Treatment for Eye Discharge

  • If eye discharge is not treated or at least looked into to rule out the more serious causes, it could eventually lead to vision loss. If eye discharge is because of an infection, you risk spreading it the longer it is left untreated.
  • The treatment for eye discharge will vary depending on what is causing it. Usually, different types of eye drops will be diagnosed to protect and heal the particular problem.
  • If eye discharge is clear and not accompanied by pain, soreness, redness or itchiness, you can try to wash your eyes with water and then apply a drop of artificial tears to help clean out the eyes.

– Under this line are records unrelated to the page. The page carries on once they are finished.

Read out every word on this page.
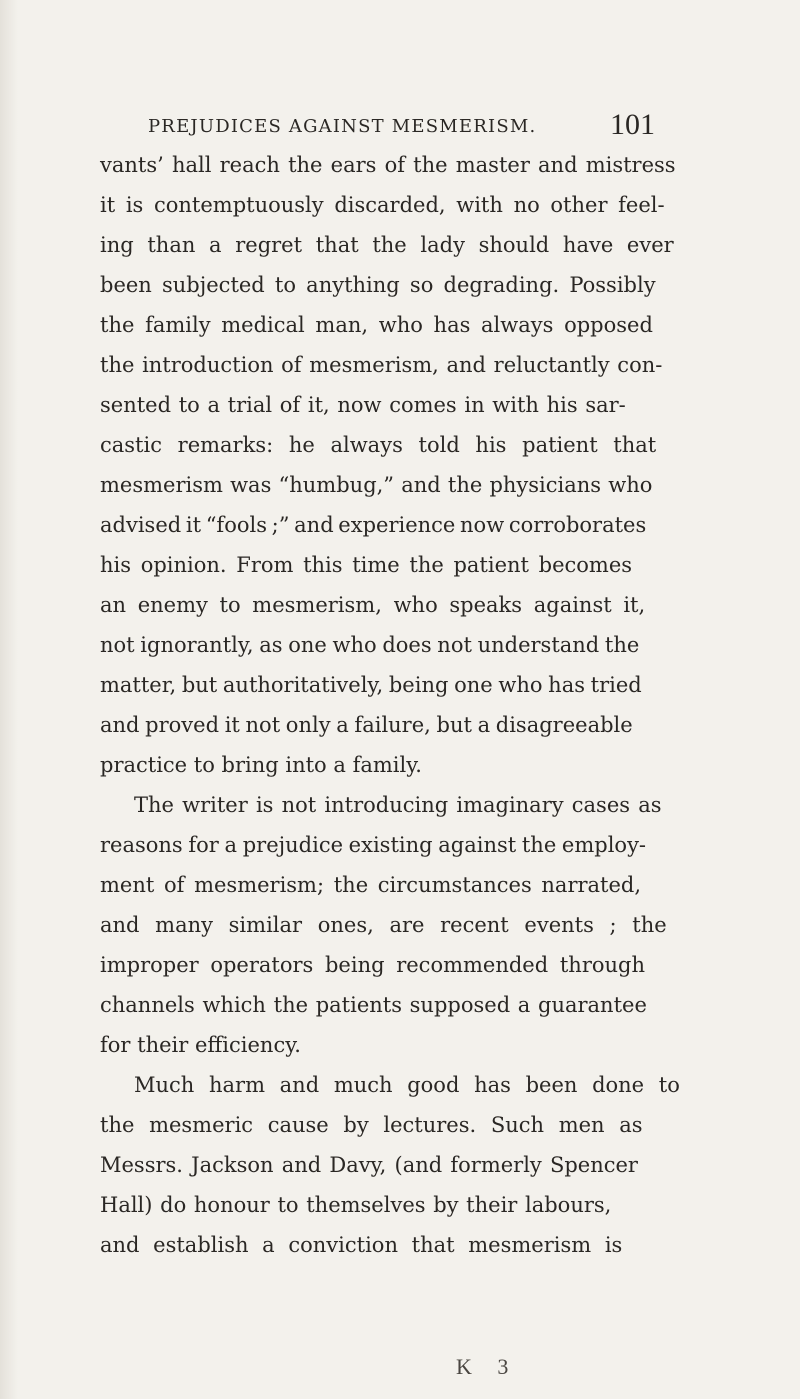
PREJUDICES AGAINST MESMERISM. 101
vants’ hall reach the ears of the master and mistress
it is contemptuously discarded, with no other feel-
ing than a regret that the lady should have ever
been subjected to anything so degrading. Possibly
the family medical man, who has always opposed
the introduction of mesmerism, and reluctantly con-
sented to a trial of it, now comes in with his sar-
castic remarks: he always told his patient that
mesmerism was “humbug,” and the physicians who
advised it “fools ;” and experience now corroborates
his opinion. From this time the patient becomes
an enemy to mesmerism, who speaks against it,
not ignorantly, as one who does not understand the
matter, but authoritatively, being one who has tried
and proved it not only a failure, but a disagreeable
practice to bring into a family.
The writer is not introducing imaginary cases as
reasons for a prejudice existing against the employ-
ment of mesmerism; the circumstances narrated,
and many similar ones, are recent events ; the
improper operators being recommended through
channels which the patients supposed a guarantee
for their efficiency.
Much harm and much good has been done to
the mesmeric cause by lectures. Such men as
Messrs. Jackson and Davy, (and formerly Spencer
Hall) do honour to themselves by their labours,
and establish a conviction that mesmerism is
K 3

  • Waking up in the morning with your eyelids crusted shut can be unnerving. Do not panic, but also do not try to force open your eye lids. Dab a damp, warm cloth against your eye until the crust dissolves. Another home remedy is to use a tea bag dipped in warm water over crusty eyes.
  • While you have eye discharge, it is best to avoid cosmetics or lenses as this will just increase the likelihood of your eye discharge getting worse. Also ensure that you do not share your face towel with anyone else as you may inadvertently be spreading an infection.